Dziś dzielę się z Wami moimi zakupami. Mianowicie ostatnio kupiłam całkiem sporo różnego rodzaju sałat i kiełków, o których chcę Wam teraz przybliżyć nieco informacji.
Dlaczego zdecydowałam się na kiełki?
Otóż są one świetnym źródłem witamin z grupy B, a także przeciwutleniaczy, czyli witaminy A i E.
Ponadto zawierają masę cennych pierwiastków, jak żelazo, wapń, fosfor, czy magnez.
Na przełomie zimy i wiosny ciężko o dobre świeże warzywa i owoce, dlatego też łatwo doprowadzić do braków tych składników.
Jednocześnie kiełki generalnie są niskokaloryczne. Te, które mają nieco więcej kalorii w porównaniu do innych (jak na przykład mieszanka Stir Fry - 127kcal/100g w porównaniu do kiełków lucerny - 23kcal.100g) zawdzięczają to sporej zawartości białka, co jest ich dodatkową zaletą.
Zwykle hasło "kiełki" kojarzy się większości z wegetarianizmem i bardzo restrykcyjną lub nietypową dietą. Nic bardziej mylnego!
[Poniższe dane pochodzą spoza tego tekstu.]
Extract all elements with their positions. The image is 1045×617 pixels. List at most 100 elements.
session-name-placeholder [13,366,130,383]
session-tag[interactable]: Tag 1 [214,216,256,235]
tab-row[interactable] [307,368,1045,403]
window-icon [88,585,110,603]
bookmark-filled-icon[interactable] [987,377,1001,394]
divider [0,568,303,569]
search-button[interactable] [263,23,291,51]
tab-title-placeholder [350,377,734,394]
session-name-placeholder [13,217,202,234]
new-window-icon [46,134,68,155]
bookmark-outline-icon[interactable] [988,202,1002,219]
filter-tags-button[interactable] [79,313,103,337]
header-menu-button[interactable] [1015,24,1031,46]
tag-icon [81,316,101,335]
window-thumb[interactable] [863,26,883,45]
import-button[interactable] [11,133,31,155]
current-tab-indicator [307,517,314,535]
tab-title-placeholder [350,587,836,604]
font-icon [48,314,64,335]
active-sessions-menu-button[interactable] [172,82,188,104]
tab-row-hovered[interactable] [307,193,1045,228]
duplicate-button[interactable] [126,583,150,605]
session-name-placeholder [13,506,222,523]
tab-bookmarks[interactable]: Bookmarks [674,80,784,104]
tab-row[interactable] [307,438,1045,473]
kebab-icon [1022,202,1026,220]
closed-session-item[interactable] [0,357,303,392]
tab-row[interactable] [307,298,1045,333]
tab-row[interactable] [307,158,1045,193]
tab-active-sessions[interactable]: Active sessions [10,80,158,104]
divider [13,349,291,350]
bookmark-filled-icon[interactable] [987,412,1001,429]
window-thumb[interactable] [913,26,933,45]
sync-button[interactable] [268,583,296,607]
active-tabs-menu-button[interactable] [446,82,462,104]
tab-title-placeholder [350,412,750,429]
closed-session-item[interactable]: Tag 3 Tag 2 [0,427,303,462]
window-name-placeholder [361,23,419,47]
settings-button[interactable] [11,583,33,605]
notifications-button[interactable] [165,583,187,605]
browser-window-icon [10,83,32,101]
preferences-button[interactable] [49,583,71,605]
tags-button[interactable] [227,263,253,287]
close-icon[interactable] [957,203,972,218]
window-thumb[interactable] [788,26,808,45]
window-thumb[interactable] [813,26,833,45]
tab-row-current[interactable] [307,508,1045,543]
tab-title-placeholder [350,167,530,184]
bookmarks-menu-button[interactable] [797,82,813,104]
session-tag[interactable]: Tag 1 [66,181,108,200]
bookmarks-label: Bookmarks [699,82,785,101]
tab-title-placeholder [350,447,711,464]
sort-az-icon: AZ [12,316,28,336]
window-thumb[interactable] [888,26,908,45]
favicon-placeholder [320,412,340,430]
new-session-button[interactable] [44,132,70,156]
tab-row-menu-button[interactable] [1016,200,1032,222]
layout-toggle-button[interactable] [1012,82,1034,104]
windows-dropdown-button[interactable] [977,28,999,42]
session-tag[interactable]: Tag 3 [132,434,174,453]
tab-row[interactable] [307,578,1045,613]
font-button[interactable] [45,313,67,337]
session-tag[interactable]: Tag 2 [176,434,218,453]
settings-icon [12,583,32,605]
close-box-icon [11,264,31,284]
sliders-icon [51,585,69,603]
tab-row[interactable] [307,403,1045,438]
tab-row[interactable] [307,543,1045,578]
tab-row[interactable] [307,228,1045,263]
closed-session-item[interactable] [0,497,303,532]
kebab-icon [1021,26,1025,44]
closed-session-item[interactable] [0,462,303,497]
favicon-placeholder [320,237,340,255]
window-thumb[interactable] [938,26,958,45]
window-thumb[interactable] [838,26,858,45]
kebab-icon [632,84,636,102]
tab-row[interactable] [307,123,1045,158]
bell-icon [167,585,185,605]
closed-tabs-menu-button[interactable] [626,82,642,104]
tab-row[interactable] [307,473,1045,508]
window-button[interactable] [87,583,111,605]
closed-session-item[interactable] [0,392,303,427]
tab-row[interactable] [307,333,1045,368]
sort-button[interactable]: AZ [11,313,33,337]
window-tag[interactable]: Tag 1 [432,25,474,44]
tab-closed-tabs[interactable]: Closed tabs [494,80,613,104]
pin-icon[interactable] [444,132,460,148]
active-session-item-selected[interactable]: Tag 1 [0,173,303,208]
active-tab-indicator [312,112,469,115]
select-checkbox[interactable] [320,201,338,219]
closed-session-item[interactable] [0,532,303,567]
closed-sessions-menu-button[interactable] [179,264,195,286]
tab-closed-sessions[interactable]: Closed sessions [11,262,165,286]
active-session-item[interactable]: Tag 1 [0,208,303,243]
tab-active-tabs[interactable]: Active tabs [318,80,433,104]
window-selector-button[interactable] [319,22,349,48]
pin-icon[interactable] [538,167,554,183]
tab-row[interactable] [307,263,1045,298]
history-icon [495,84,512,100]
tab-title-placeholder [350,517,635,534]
Przecież w wielu domach w okresie wielkanocnym hoduje się rzeżuchę, co zresztą jest zwyczajem wywodzącym się jeszcze z zamierzchłych czasów szlachty. Ten wielkanocny dodatek ma także wiele zbawiennych właściwości, o których przeczytacie u mnie już niedługo.
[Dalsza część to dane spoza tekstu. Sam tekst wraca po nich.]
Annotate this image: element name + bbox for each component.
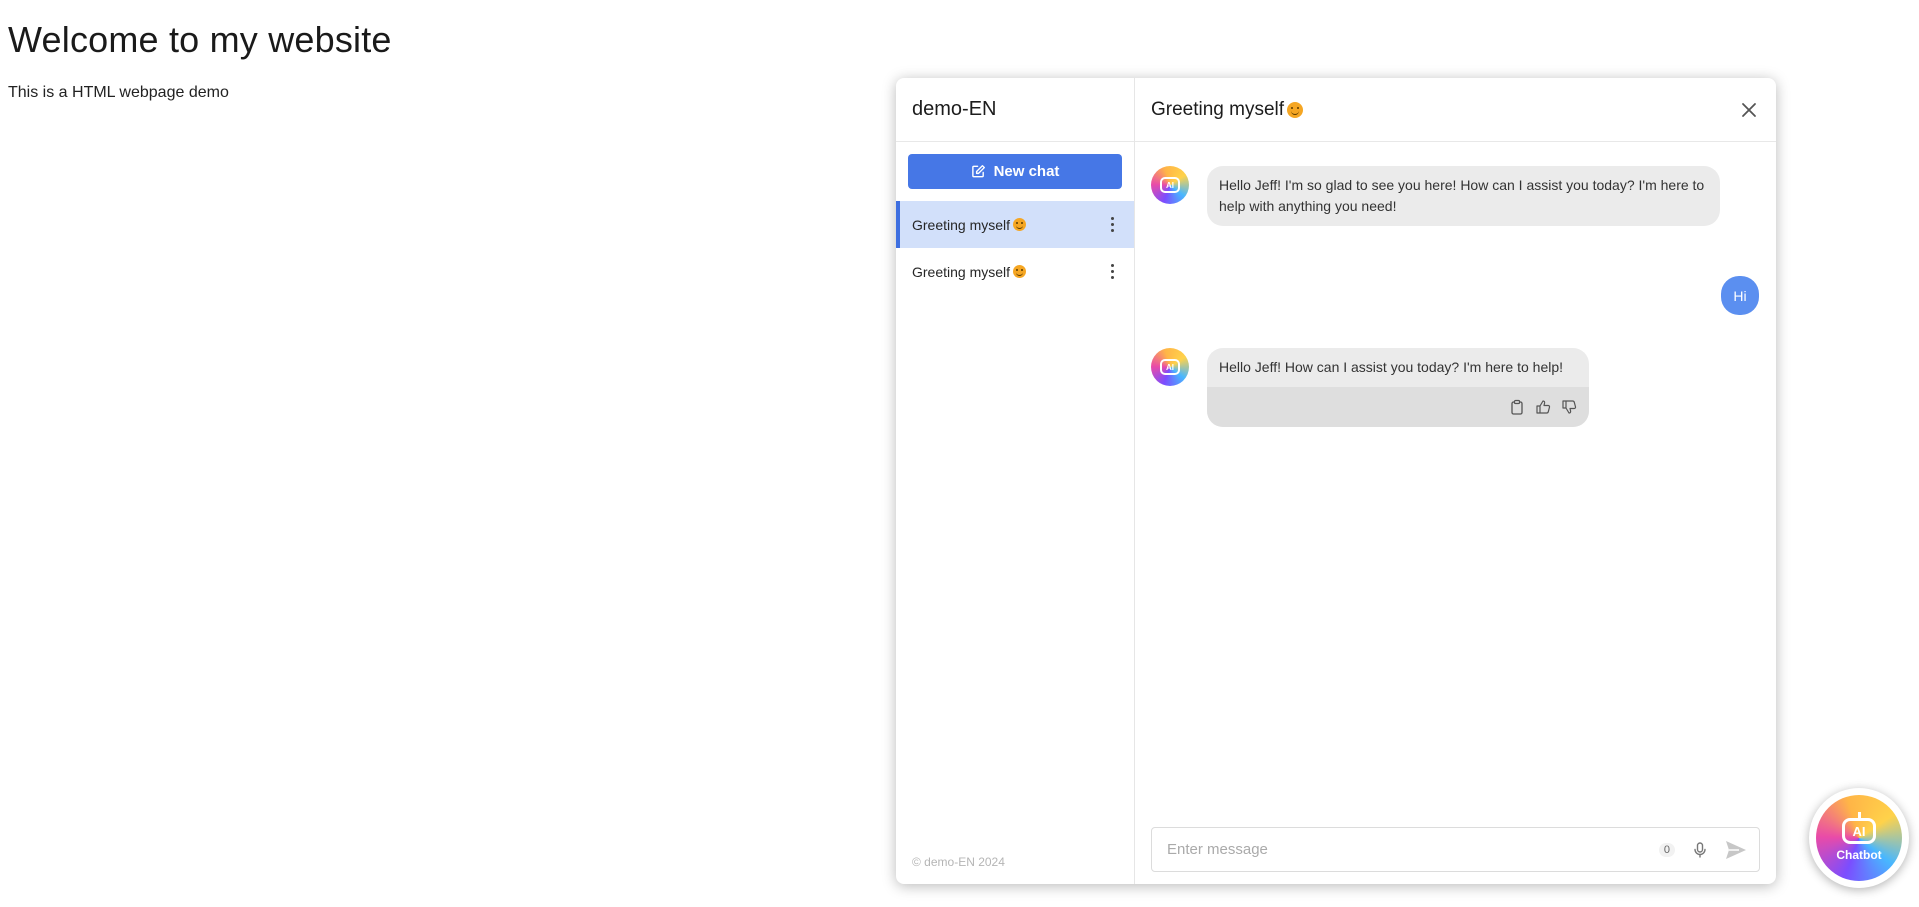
bot-message-text: Hello Jeff! How can I assist you today? … <box>1219 359 1564 375</box>
sidebar-footer: © demo-EN 2024 <box>912 855 1005 869</box>
chatbot-label: Chatbot <box>1836 848 1882 862</box>
conversation-label: Greeting myself <box>912 216 1011 233</box>
emoji-icon <box>1013 265 1027 278</box>
bot-avatar: AI <box>1151 166 1189 204</box>
char-count: 0 <box>1658 842 1675 857</box>
thumbs-down-icon[interactable] <box>1561 399 1577 415</box>
message-actions <box>1207 387 1589 427</box>
close-icon[interactable] <box>1738 99 1760 121</box>
chat-header: Greeting myself <box>1135 78 1776 142</box>
bot-message: Hello Jeff! I'm so glad to see you here!… <box>1207 166 1720 226</box>
emoji-icon <box>1013 218 1027 231</box>
thumbs-up-icon[interactable] <box>1535 399 1551 415</box>
more-vertical-icon[interactable] <box>1104 213 1120 237</box>
send-icon[interactable] <box>1723 839 1749 861</box>
conversation-label: Greeting myself <box>912 263 1011 280</box>
sidebar-title: demo-EN <box>896 78 1134 142</box>
chatbot-icon: AI <box>1842 812 1876 844</box>
user-message: Hi <box>1721 276 1759 315</box>
message-input-bar: 0 <box>1151 827 1760 872</box>
bot-message: Hello Jeff! How can I assist you today? … <box>1207 348 1589 427</box>
conversation-item[interactable]: Greeting myself <box>896 201 1134 248</box>
message-list: AI Hello Jeff! I'm so glad to see you he… <box>1135 142 1776 884</box>
copy-icon[interactable] <box>1509 399 1525 415</box>
chat-title: Greeting myself <box>1151 98 1285 120</box>
page-title: Welcome to my website <box>8 19 392 60</box>
chat-sidebar: demo-EN New chat Greeting myself Greetin… <box>896 78 1135 884</box>
chatbot-launcher-button[interactable]: AI Chatbot <box>1809 788 1909 888</box>
chat-main: Greeting myself AI Hello Jeff! I'm so gl… <box>1135 78 1776 884</box>
chat-window: demo-EN New chat Greeting myself Greetin… <box>896 78 1776 884</box>
page-text: This is a HTML webpage demo <box>8 84 229 101</box>
new-chat-label: New chat <box>993 163 1060 180</box>
bot-avatar: AI <box>1151 348 1189 386</box>
more-vertical-icon[interactable] <box>1104 260 1120 284</box>
edit-icon <box>971 164 985 178</box>
message-input[interactable] <box>1165 840 1659 859</box>
emoji-icon <box>1287 101 1304 118</box>
mic-icon[interactable] <box>1691 841 1709 859</box>
new-chat-button[interactable]: New chat <box>908 154 1122 189</box>
conversation-item[interactable]: Greeting myself <box>896 248 1134 295</box>
bot-message-text: Hello Jeff! I'm so glad to see you here!… <box>1219 177 1705 214</box>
Jak zatem jeść kiełki? Ilość możliwości jest niezliczona. Świetnie sprawdzają się jako składnik sałatek, można dodawać je do kanapek. Osobiście bardzo przypadł mi do gustu pomysł mieszania ich z serkiem wiejskim. Taką mieszankę zamykam w pojemnikach i trzymam w lodówce. Można je wówczas potraktować jako zwykły dodatek do serka i zjeść jako malutką przekąskę, ale także można użyć tej mieszanki jako pasty do pieczywa.
A Wy jadacie kiełki?
Jeśli tak, to macie jakieś nietypowe "patenty" na ich zastosowanie?